PE-SGD: Differentially Private Deep Learning via Evolution of Gradient Subspace for Text¶

Conference: ICLR 2026
OpenReview: https://openreview.net/forum?id=713ywmTZHv
Code: https://github.com/LindaLydia/PE-SGD
Area: AI Safety / Differential Privacy / LLM Fine-tuning
Keywords: Differential Privacy, DP-SGD, Gradient Projection, Synthetic Data Evolution, Long-tail Samples

TL;DR¶

PE-SGD combines "gradient projection + private evolving synthetic data" for differentially private fine-tuning: it uses a synthetic dataset that evolves continuously during training to span the gradient projection subspace and injects DP noise into the optimal projection coefficients. It significantly outperforms DP-SGD and various projection-based baselines in scenarios with extremely limited private data ($M < 500$) and tight privacy budgets ($\epsilon = 1$).

Background & Motivation¶

Background: In training language models with differential privacy, the standard approach is DP-SGD—clipping per-sample gradients and injecting isotropic Gaussian noise to satisfy $(\epsilon, \delta)$-DP. While effective with sufficient private data, it has recently succeeded in LLM training as well.

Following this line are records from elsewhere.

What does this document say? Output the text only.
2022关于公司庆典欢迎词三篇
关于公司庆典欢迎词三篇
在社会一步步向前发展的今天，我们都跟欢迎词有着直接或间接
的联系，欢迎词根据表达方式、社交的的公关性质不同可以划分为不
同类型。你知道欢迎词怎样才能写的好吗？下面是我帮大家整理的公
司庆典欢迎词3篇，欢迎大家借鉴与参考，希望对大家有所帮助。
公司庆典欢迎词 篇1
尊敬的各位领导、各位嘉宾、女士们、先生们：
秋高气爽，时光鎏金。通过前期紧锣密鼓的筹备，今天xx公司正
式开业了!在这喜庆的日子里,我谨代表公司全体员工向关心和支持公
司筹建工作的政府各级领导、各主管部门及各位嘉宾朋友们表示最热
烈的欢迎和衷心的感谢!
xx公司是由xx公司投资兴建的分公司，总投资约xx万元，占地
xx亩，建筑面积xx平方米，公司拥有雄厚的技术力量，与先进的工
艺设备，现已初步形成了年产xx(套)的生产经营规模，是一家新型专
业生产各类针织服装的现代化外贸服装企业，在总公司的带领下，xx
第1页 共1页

Limitations of Prior Work: The noise dimension in DP-SGD equals the parameter count $p$, which is extremely high. When private samples number only in the hundreds, noise overwhelms the signal, leading to performance far inferior to non-private SGD. To mitigate this, gradient projection methods (e.g., PDP-SGD, GEP) leverage a non-private dataset to span a low-dimensional subspace and project noisy private gradients onto it, thereby reducing noise dimensionality. However, these methods suffer from two overlooked flaws: (1) Fixed projection subspaces—they rely on a fixed (public) dataset to construct the subspace, but as the model changes during training, the $\ell_2$ distance between the approximate DP gradient and the true private gradient grows, making fixed subspaces unable to keep up with dynamic training; furthermore, large public datasets themselves may be sensitive. (2) Lack of justification for noise injection locations—some methods add noise to private gradients, some to projection coefficients, and others to residuals, without clear reasoning, even though the location significantly impacts performance.

Key Challenge: The projection subspace must "match the current model's gradient distribution" for accurate approximation, which fixed datasets cannot natively achieve through dynamic adaptation. Simultaneously, the noise injection point determines how closely the "noisy approximate gradient" aligns with the true private gradient; the wrong choice leads to unnecessary information loss.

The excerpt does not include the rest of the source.